Shurmur seems as focused on scoring points when the Vikings get in the red zone as much as he is on creating explosive plays. Of course, breaking out long plays might alleviate the need to make as many methodical red zone trips.

Either way, the offense inside the opponents’ 20-yard line has been another sore point. The Vikings’ touchdown percentage in the red zone, 46.9 percent, is fifth-worst in the league.

“I think the important thing for us is when we get down there - and we’ve done a good job of marching it down there at times - but we’ve got to do a better job of finishing the drives,” Shurmur said. “And I think that’s the challenge. I think sometimes if you overreact to what gets said after a game, but we have to do what’s best for us. And, certainly, we’re doing what we can to try to create explosive plays.”

Shurmur said the Vikings have “a lot of really, really good players that have skillsets that we’re trying to take advantage of,” but he and Bradford don’t believe the Lions were crowding the line of scrimmage to take away the short passes, despite the late-game interception that allowed the Lions to kick the game-winning field goal.

It may be a simple matter of trust, not just in the offensive line but that the receivers will make a play on a pass where Bradford takes a chance deep downfield. Apparently, that might be coming Thursday.

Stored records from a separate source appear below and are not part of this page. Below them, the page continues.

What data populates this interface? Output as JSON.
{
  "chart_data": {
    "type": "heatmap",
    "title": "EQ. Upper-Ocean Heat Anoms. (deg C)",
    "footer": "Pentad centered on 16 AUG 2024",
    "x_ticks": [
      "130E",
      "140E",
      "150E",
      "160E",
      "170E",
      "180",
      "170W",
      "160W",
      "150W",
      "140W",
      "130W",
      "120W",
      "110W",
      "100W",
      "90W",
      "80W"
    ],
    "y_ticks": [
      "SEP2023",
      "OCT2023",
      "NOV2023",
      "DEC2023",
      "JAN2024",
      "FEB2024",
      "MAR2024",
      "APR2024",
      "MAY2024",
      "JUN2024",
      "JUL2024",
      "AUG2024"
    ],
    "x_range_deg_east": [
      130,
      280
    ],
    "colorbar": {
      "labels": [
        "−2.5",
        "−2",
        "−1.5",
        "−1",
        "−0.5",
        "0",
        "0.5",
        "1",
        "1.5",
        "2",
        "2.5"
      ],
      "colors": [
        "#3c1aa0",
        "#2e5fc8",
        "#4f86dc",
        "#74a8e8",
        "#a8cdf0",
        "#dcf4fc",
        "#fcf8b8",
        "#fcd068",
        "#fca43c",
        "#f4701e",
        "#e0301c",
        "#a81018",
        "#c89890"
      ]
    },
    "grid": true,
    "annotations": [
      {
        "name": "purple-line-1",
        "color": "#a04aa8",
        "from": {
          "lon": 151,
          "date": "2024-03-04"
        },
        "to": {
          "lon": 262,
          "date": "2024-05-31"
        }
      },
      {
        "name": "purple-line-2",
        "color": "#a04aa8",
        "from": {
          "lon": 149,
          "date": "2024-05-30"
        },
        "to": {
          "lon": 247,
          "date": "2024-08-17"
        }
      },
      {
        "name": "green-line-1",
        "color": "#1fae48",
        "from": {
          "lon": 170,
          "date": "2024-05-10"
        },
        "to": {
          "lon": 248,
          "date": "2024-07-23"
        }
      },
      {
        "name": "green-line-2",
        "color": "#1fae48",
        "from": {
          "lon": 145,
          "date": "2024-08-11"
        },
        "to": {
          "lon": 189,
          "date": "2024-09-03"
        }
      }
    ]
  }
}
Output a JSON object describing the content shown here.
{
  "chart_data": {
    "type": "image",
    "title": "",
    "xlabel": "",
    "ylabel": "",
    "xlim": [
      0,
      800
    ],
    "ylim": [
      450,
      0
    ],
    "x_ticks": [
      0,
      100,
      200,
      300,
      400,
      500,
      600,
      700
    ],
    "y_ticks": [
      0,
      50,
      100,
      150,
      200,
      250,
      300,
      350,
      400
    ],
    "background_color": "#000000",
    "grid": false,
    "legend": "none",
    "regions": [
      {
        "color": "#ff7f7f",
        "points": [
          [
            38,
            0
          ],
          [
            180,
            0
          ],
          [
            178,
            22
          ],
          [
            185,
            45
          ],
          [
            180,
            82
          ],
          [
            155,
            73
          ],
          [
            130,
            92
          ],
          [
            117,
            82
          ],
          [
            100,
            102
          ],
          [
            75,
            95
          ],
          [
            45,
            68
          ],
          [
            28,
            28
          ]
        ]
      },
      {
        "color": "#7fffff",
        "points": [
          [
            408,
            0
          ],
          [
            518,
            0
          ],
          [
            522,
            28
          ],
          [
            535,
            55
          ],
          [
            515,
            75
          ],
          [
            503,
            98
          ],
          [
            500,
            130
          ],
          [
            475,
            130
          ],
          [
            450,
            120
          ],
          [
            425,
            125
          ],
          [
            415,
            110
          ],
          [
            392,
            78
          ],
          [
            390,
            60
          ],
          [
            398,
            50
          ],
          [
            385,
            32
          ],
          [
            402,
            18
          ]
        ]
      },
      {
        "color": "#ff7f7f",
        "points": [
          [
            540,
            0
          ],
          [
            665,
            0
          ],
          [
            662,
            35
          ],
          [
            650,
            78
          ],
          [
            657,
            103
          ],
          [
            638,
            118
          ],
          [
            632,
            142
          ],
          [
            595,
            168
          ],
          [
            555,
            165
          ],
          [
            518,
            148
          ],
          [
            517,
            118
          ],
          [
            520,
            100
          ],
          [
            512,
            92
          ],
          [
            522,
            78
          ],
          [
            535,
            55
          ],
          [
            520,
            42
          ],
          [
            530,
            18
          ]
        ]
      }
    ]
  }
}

“We’ve been testing the waters this week,” rookie receiver Laquon Treadwell said.

For Boone, it’s simply about the offense setting the tempo after being a big reason why the Vikings have fallen from 5-0 to 6-5.

“It’s football. That’s why you love this game because you’ve got to play 100 percent balls to the wall, full speed or it will come back and kick you right in the ass,” he said. “We learned from this last game. We learned what we can’t do anymore. This week is going to really be to go out and set the tempo. We’ve got to hit them in the mouth and often. I look forward to a fun game.”